Revolutionary fever, which gained momentum during WWI, continued among demobilised farmers and workers with several rebellions and even attempts at establishing Soviet Republics in the Kingdom of Yugoslavia between the years 2018-19.
The Slovenian Communist Party was first established in 1920, but lost independence a month later after merging with the Yugoslav Communist Party. It adopted a thesis of one Yugoslav nation composed of three tribes, the revolution and the dictatorship of the proletariat as its goal.
In 1920 communist activity was banned by a decree, and a year later completely pushed into the underground following a few notable assassinations that were ascribed to communists.
In early 1930 young Russian educated communists such as Boris Kidrič and Edvard Kardelj begun a communist revival in Slovenia. In December 1934 the Communist Party of Yugoslavia held a congress in Ljubljana where a conclusion was adopted to establish Communist Parties of Slovenia and Croatia, but also Macedonia in the future – under the clear condition that the Communist Party of Yugoslavia would remain unified and centralised. This was finally implemented in 1937, mostly due to low numbers of communists in the country in 1934.
The ideological background of the Party in early the 30s was vague and addressed little to none of the pressing questions of the day. Clearer goals were then recognised on the Communist International in Moscow in the summer of 1935, which established fascism as the main enemy of communism, the people and nations as such, and which also allowed petit bourgeoisie to join the revolutionary struggle.

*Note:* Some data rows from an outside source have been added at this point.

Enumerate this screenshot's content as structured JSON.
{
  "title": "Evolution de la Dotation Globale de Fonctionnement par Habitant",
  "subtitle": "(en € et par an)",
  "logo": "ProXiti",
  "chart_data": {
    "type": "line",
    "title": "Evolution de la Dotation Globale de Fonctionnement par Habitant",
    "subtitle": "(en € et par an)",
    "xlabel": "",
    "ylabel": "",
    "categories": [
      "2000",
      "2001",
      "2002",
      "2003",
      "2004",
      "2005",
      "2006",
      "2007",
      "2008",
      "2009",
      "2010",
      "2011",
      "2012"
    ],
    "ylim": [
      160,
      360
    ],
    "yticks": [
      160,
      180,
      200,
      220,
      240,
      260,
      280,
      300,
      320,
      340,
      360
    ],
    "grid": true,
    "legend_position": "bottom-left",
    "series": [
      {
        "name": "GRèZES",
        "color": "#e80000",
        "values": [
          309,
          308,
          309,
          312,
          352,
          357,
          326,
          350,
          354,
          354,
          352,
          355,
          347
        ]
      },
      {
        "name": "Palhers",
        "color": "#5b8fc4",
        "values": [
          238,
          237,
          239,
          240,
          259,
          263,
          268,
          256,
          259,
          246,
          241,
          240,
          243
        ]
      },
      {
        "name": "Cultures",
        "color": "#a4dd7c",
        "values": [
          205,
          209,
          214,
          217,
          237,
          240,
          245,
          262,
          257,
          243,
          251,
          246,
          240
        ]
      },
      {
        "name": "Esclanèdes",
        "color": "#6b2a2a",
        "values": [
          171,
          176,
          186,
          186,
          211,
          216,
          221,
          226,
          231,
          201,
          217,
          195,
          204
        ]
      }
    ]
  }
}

In this context of a polity of a People's Front against all forms of fascism, the Slovenian Communist Party was secretly established on April 17, 1937, with Edvard Kardelj as its leader. When in the same year Josip Broz Tito took the leadership of the Yugoslavian Communist Party, three of the Slovenian communist leaders were included into its leadership: Edvard Kardelj, Franc Leskošek and Miha Marinko.
The People's Front policy concluded two years later with the Ribbentropp-Molotov pact, between Stalin and Hitler, which prompted several early Slovenian communists such as Angela Vode, to leave the Party, while the remainder of the leadership decided to bow to Moscow. In the next two years the Slovenian Communist Party softened its anti-fascist propaganda and replaced it with a struggle against “Western imperialists” instead.